The whole will need to be coordinated by an international body such as the International Atomic Energy Agency (IAEA) or a purpose-built organization. Mohamed ElBaradei, IAEA director general, recently confirmed to us his agency would be willing to coordinate such a project and establish the sample gathering and cataloging system. We believe national laboratories as well as the IAEA's own laboratory in Austria must be involved in the lab work to give any results full credibility.

All this will require an international agreement, a "Prove Innocence Treaty," or PIT, which establishes a nuclear sample library and the organization to run it. We believe virtually all nations will sign up to such a treaty and faithfully adhere to it. After all, in a terrorist nuclear strike, the country that refused to cooperate in advance will be the first suspect.

If a state that supplies nuclear material to terrorists can be identified with reasonable certainty, and if the United States makes clear that state will suffer consequences appropriate to its culpability, we believe some deterrence will be restored to what is now an uncontrolled situation. The nature of the American response must be thought through and be appropriate; it need not be nuclear but can fall anywhere on a broad spectrum.

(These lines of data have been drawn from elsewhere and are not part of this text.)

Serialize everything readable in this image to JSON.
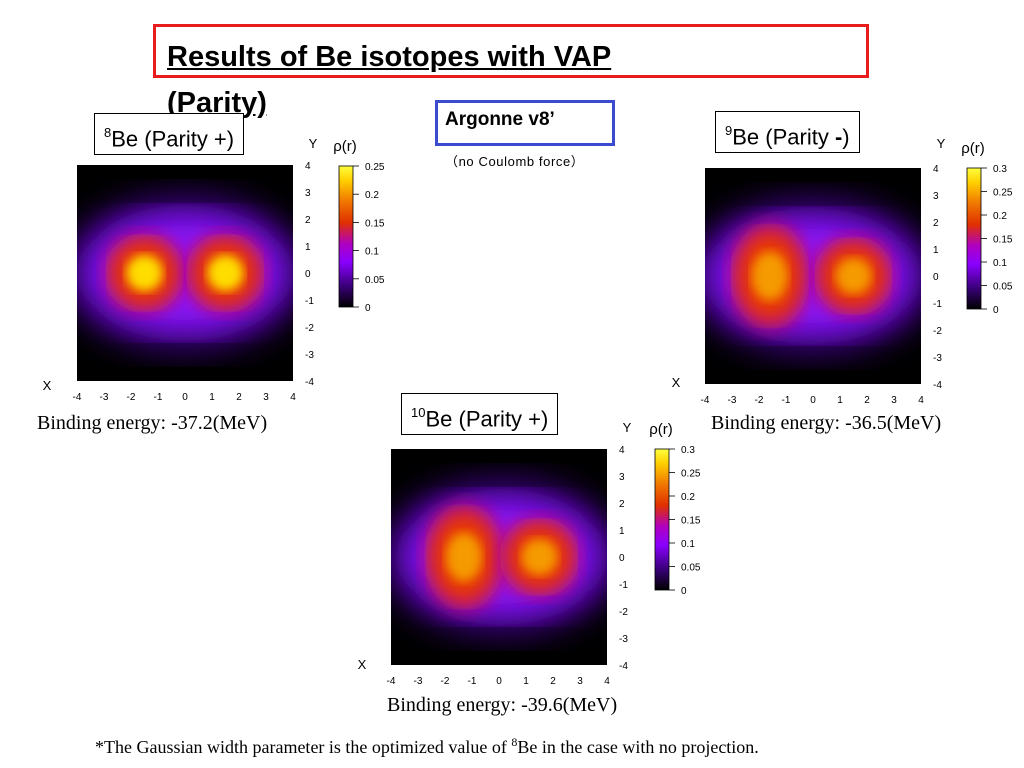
{
  "slide": {
    "title_line1": "Results of Be isotopes with VAP",
    "title_line2": "(Parity)",
    "potential": "Argonne v8’",
    "potential_note": "（no Coulomb force）",
    "footnote_before": "*The Gaussian width parameter is the optimized value of ",
    "footnote_sup": "8",
    "footnote_after": "Be in the case with no projection."
  },
  "panels": [
    {
      "mass": "8",
      "element": "Be (Parity +)",
      "parity_sign": "",
      "binding": "Binding energy: -37.2(MeV)",
      "x_axis_label": "X",
      "y_axis_label": "Y",
      "colorbar_label": "ρ(r)",
      "cb_ticks": [
        "0.25",
        "0.2",
        "0.15",
        "0.1",
        "0.05",
        "0"
      ]
    },
    {
      "mass": "9",
      "element": "Be (Parity ",
      "parity_sign": "-",
      "binding": "Binding energy: -36.5(MeV)",
      "x_axis_label": "X",
      "y_axis_label": "Y",
      "colorbar_label": "ρ(r)",
      "cb_ticks": [
        "0.3",
        "0.25",
        "0.2",
        "0.15",
        "0.1",
        "0.05",
        "0"
      ]
    },
    {
      "mass": "10",
      "element": "Be (Parity +)",
      "parity_sign": "",
      "binding": "Binding energy: -39.6(MeV)",
      "x_axis_label": "X",
      "y_axis_label": "Y",
      "colorbar_label": "ρ(r)",
      "cb_ticks": [
        "0.3",
        "0.25",
        "0.2",
        "0.15",
        "0.1",
        "0.05",
        "0"
      ]
    }
  ],
  "chart_data": [
    {
      "type": "heatmap",
      "title": "8Be (Parity +)",
      "xlabel": "X",
      "ylabel": "Y",
      "colorbar_label": "ρ(r)",
      "xlim": [
        -4,
        4
      ],
      "ylim": [
        -4,
        4
      ],
      "x_ticks": [
        "-4",
        "-3",
        "-2",
        "-1",
        "0",
        "1",
        "2",
        "3",
        "4"
      ],
      "y_ticks": [
        "4",
        "3",
        "2",
        "1",
        "0",
        "-1",
        "-2",
        "-3",
        "-4"
      ],
      "zlim": [
        0,
        0.25
      ],
      "colormap": [
        "#000000",
        "#3a007a",
        "#8a00ff",
        "#b000c0",
        "#e03000",
        "#f07800",
        "#ffd000",
        "#ffff40"
      ],
      "density_peaks": [
        {
          "x": -1.5,
          "y": 0,
          "value": 0.25
        },
        {
          "x": 1.5,
          "y": 0,
          "value": 0.25
        }
      ],
      "binding_energy_MeV": -37.2
    },
    {
      "type": "heatmap",
      "title": "9Be (Parity -)",
      "xlabel": "X",
      "ylabel": "Y",
      "colorbar_label": "ρ(r)",
      "xlim": [
        -4,
        4
      ],
      "ylim": [
        -4,
        4
      ],
      "x_ticks": [
        "-4",
        "-3",
        "-2",
        "-1",
        "0",
        "1",
        "2",
        "3",
        "4"
      ],
      "y_ticks": [
        "4",
        "3",
        "2",
        "1",
        "0",
        "-1",
        "-2",
        "-3",
        "-4"
      ],
      "zlim": [
        0,
        0.3
      ],
      "colormap": [
        "#000000",
        "#3a007a",
        "#8a00ff",
        "#b000c0",
        "#e03000",
        "#f07800",
        "#ffd000",
        "#ffff40"
      ],
      "density_peaks": [
        {
          "x": -1.6,
          "y": 0,
          "value": 0.2
        },
        {
          "x": 1.5,
          "y": 0,
          "value": 0.2
        }
      ],
      "binding_energy_MeV": -36.5
    },
    {
      "type": "heatmap",
      "title": "10Be (Parity +)",
      "xlabel": "X",
      "ylabel": "Y",
      "colorbar_label": "ρ(r)",
      "xlim": [
        -4,
        4
      ],
      "ylim": [
        -4,
        4
      ],
      "x_ticks": [
        "-4",
        "-3",
        "-2",
        "-1",
        "0",
        "1",
        "2",
        "3",
        "4"
      ],
      "y_ticks": [
        "4",
        "3",
        "2",
        "1",
        "0",
        "-1",
        "-2",
        "-3",
        "-4"
      ],
      "zlim": [
        0,
        0.3
      ],
      "colormap": [
        "#000000",
        "#3a007a",
        "#8a00ff",
        "#b000c0",
        "#e03000",
        "#f07800",
        "#ffd000",
        "#ffff40"
      ],
      "density_peaks": [
        {
          "x": -1.3,
          "y": 0,
          "value": 0.18
        },
        {
          "x": 1.5,
          "y": 0,
          "value": 0.22
        }
      ],
      "binding_energy_MeV": -39.6
    }
  ]
}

A country that knowingly and deliberately supplied the material might rate a military response; one that had massive stockpiles of uranium and plutonium, previously under loose controls, might get off more lightly if it could show it sought to recover missing material. There is no reason the United States or other potential victim countries need make public their contemplated reactions in advance, and every reason the potential victims should have well-thought-through contingency plans.

There is another benefit to a PIT. Providing samples to the PIT laboratory system could be written into safeguards agreements that cover states such as Iran that declare they wish to enrich or reprocess nuclear material purely for peaceful purposes.

We have focused on nuclear explosives because they present the greatest threat. But "dirty bombs" are likelier to be used. A broad program of nuclear forensics combined with an appropriate PIT library of samples will help track the perpetrators of a radiological attack.

We believe the risk of a nuclear strike by terrorists is real and think a good system to identify the culprit is the first, essential step toward reducing the prospects of such a catastrophe.

Peter D. Zimmerman, a nuclear physicist is professor of science and security in the War Studies Department of King's College, London, and is the former chief scientist of the Senate Foreign Relations Committee. Hans Binnendijk is the Theodore Roosevelt Chair and founding director of the Center for Technology and National Security Policy at the National Defense University. The opinions expressed are the authors' own and not necessarily those of the United States government or any organizations with which they are affiliated.